Flávio Calife | Economista Boa Vista SCPC

Vitor França | Economista Boa Vista SCPC

 

Big datamachine learning, inteligência artificial. Os dados, atualmente, são ouro, o novo petróleo, pois, com os avanços tecnológicos, as ferramentas estatísticas têm possibilitado a criação de modelos cada vez mais sofisticados e precisos de análise preditiva de dados.

Se, por um lado, esses avanços representam oportunidades para as empresas aprimorarem a oferta de seus produtos, alavancarem as vendas e melhorarem a avaliação de riscos de crédito e fraude, por exemplo, por outro lado, assusta a possibilidade de que estejamos a caminho de um admirável mundo novo em que a população se torne refém de algoritmos computacionais –e dos interesses por trás desses algoritmos.

Gerou bastante preocupação, por exemplo, o vazamento de dados dos usuários do Facebook coletados pela empresa Cambrigde Analytica e usados nas últimas eleições nos Estados Unidos.

Chega a assustar, também, o sistema de crédito social em construção na China, por meio do qual o comportamento de cada cidadão poderá ser pontuado de acordo com a sua conduta.

Para se ter uma ideia do que se trata, uma pontuação boa no sistema daria acesso a uma série de benefícios, desde descontos em aluguéis até acesso a apólices de seguro ou obtenção mais rápida de vistos. Pontuar mal, por outro lado, poderia impactar desde a escola dos filhos até os empregos aos quais o cidadão poderá ter acesso, em um cenário assustador digno de um episódio do seriado Black Mirror.

Como evitar um futuro orwelliano como esse, de discriminação a partir dos dados e supressão da privacidade e das liberdades individuais? Como impedir a manipulação a partir do uso indevido das informações pessoais?

Por sinal, se os dados são o novo petróleo, não deveriam ser os consumidores, que geram esses dados, os donos dessa riqueza?
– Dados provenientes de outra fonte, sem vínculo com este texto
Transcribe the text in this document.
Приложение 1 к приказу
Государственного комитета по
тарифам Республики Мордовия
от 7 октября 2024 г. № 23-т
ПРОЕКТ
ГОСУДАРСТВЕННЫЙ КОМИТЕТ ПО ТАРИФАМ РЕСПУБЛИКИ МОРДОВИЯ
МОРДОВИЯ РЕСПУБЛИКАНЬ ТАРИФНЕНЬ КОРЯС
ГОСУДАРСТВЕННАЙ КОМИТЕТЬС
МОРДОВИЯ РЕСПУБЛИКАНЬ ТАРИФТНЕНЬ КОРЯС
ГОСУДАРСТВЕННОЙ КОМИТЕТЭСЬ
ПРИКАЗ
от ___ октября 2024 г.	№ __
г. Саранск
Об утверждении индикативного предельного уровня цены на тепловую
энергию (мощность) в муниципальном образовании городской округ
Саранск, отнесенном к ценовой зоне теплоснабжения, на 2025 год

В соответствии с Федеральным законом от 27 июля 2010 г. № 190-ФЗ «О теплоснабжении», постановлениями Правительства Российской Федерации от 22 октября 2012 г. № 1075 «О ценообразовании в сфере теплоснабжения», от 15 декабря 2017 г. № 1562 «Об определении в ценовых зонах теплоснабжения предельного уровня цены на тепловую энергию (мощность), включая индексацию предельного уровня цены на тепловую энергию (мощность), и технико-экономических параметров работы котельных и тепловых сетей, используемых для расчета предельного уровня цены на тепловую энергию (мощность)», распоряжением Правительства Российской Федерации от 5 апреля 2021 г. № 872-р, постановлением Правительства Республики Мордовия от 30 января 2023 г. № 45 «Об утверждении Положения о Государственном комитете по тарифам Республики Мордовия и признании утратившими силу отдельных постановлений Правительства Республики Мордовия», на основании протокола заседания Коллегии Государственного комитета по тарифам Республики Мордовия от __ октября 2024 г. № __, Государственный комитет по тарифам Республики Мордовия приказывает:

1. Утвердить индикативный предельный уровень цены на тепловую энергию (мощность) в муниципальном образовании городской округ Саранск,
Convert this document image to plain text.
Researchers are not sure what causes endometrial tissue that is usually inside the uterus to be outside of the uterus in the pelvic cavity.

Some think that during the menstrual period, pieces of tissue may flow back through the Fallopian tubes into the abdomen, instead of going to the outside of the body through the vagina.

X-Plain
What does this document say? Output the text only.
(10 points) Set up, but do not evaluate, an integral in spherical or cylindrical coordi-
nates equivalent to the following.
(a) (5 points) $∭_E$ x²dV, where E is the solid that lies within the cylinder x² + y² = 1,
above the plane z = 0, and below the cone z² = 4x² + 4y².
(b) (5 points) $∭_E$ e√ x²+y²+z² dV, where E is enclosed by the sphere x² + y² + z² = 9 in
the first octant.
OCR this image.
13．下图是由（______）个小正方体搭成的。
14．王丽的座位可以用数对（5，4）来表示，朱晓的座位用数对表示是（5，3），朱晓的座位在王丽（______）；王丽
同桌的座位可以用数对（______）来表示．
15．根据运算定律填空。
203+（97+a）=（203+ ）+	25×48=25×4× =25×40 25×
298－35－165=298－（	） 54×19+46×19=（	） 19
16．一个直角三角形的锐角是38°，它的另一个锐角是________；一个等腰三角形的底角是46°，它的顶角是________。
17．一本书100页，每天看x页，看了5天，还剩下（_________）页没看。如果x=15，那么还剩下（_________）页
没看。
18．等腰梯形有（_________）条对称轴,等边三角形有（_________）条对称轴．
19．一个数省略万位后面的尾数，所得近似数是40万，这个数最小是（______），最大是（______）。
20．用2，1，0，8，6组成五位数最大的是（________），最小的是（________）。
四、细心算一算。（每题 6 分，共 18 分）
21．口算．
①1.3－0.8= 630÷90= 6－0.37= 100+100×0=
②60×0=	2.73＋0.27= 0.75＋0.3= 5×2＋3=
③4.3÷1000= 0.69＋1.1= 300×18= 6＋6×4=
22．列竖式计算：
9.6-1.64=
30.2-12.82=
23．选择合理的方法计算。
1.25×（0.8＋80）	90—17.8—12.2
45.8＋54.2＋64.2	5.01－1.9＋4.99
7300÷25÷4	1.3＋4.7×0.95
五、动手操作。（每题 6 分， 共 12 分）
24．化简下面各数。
Lei Geral de Proteção de Dados (LGPD), marco legal que regulamenta o uso, a proteção e a transferência de dados pessoais no Brasil, sancionada no ano passado, foi um importante avanço no tratamento de questões como essas no país.

A lei, fortemente inspirada no GDPR (General Data Protection Regulation), um rigoroso conjunto de regras sobre privacidade vigente na União Europeia, estabeleceu uma série de normas que empresas e outras organizações atuantes no Brasil terão que seguir para permitir que o cidadão tenha mais controle sobre o tratamento dado às suas informações pessoais.

Primeiramente, ela estabelece como dado pessoal qualquer informação relacionada a um indivíduo que, isoladamente ou em conjunto com outras informações, permite identificá-lo, tais como nome, endereço, e-mail, endereço IP, fotos próprias, formulários cadastrais e números de documentos, entre outros.

Organizações, sejam públicas ou privadas, só poderão coletar dados pessoais se tiverem consentimento do proprietário delas. A solicitação deverá ser feita de maneira clara para que o indivíduo saiba exatamente o que será coletado, para quais finalidades e se haverá ou não compartilhamento. Quando houver envolvimento de menores de idade, os dados somente poderão ser tratados com o consentimento dos pais ou responsáveis legais.

Se houver mudança de finalidade ou repasse de dados a terceiros, um novo consentimento deverá ser solicitado. Além disso, o usuário, sempre que desejar, poderá revogar a sua autorização, bem como pedir acesso, exclusão, portabilidade, complementação ou correção dos dados. Caso o uso das informações leve a uma decisão automatizada indesejada — recusa de um financiamento bancário, por exemplo —, o usuário poderá pedir uma revisão humana do procedimento.

Além de solicitar consentimento de maneira clara e atender às exigências do usuário sobre manutenção ou eliminação das informações, as organizações públicas e privadas só poderão solicitar os dados que são realmente necessários à finalidade proposta, de forma que o usuário poderá questionar se a exigência de determinado dado faz realmente sentido.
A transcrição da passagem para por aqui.